Right x2: 56 year old woman with history of IVC filter migration. Contrast enhanced CT, coronal reconstruction: a.the bird cage IVC filter is in the suprarenal IVC, with its tip extending into the hepatic IVC. Its inferior portion is very close to the junction with the renal veins (arrows). b. One of the prongs may be embedded in the medial wall of the IVC (arrow).

 

Miscellaneous conditions: Retrograde opacification of the IVC

Retrograde opacification of the IVC and hepatic veins during contrast enhanced CT has been associated with right sided heart disease causing reflux of brightly enhanced blood from the right atrium into the IVC. This has been shown to be a specific (98%) but relatively insensitive (31%) sign of right heart dysfunction.
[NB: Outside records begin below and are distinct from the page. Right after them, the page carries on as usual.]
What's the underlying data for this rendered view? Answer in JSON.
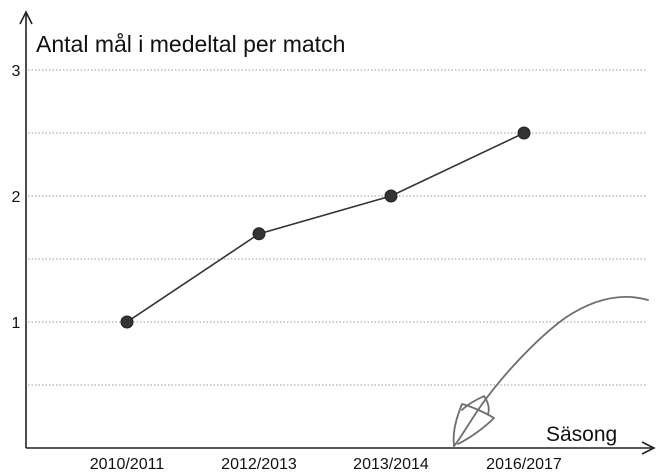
{
  "chart_data": {
    "type": "line",
    "title": "Antal mål i medeltal per match",
    "xlabel": "Säsong",
    "ylabel": "",
    "categories": [
      "2010/2011",
      "2012/2013",
      "2013/2014",
      "2016/2017"
    ],
    "series": [
      {
        "values": [
          1.0,
          1.7,
          2.0,
          2.5
        ]
      }
    ],
    "ylim": [
      0,
      3
    ],
    "yticks": [
      1,
      2,
      3
    ],
    "ygrid_step": 0.5,
    "grid": true,
    "legend": "none",
    "colors": {
      "line": "#333333",
      "grid": "#9a9a9a",
      "annotation": "#6e6e6e"
    }
  },
  "annotation": {
    "description-icon": "handwritten-arrow-icon"
  }
}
However, the frequency of this finding varies with the rate of contrast injection as retrograde opacification of the IVC is observed more commonly at injection rates above 3cc/sec.

 

Miscellaneous conditions: Retrograde opacification of the IVC

Miscellaneous conditions:Retrograde opacification of the IVC

21 year old woman with congestive heart failure. Contrast enhanced CT,axial (a) and coronal reconstruction (b): there is extensive reflux of contrast into the IVC and hepatic veins.

 

Miscellaneous conditions: IVC fistulae

  • Fistulae between the IVC and adjacent organs are potentially life threatening and fortunately quite uncommon.
  • Communication between an aortic aneurysm and the adjacent IVC is easily diagnosed with MDCT by demonstrating early enhancement of the IVC in the arterial phase.

 

Miscellaneous conditions: Flattened IVC

Miscellaneous conditions:Flattened IVC

A flattened IVC defined as a transverse to antero-posterior diameter ratio of 3/1 or more seen at multiple levels has been associated with significant hypotension and / or impending shock in trauma patients. A surrounding hypodense halo as well as small caliber of the abdominal aorta are useful adjunct signs. A recent retrospective study of this sign in a non trauma situation reported that although this sign was associated with hypotension in one third of cases, the majority (66%) of patients were normotensive and normovolemic. The authors concluded a flat IVC can be a normal variant, particularly in elderly women.

27 year old woman with multiple pelvic fractures. Contrast enhanced CT,axial: the distal IVC is flattened. Note dilated small bowel loops.

 

Conclusion

  • Pathologic conditions affecting the IVC are exquisitely depicted with MDCT. While MR offers equally accurate evaluation of the IVC, advantages of MDCT include superior spatial resolution, very fast image acquisition and evaluation of adjacent and distant organs which is critical in patients with tumor involving the IVC.
  • The principal challenge for the radiologist is to tailor the examination and choose optimal imaging sequences to minimize radiation exposure.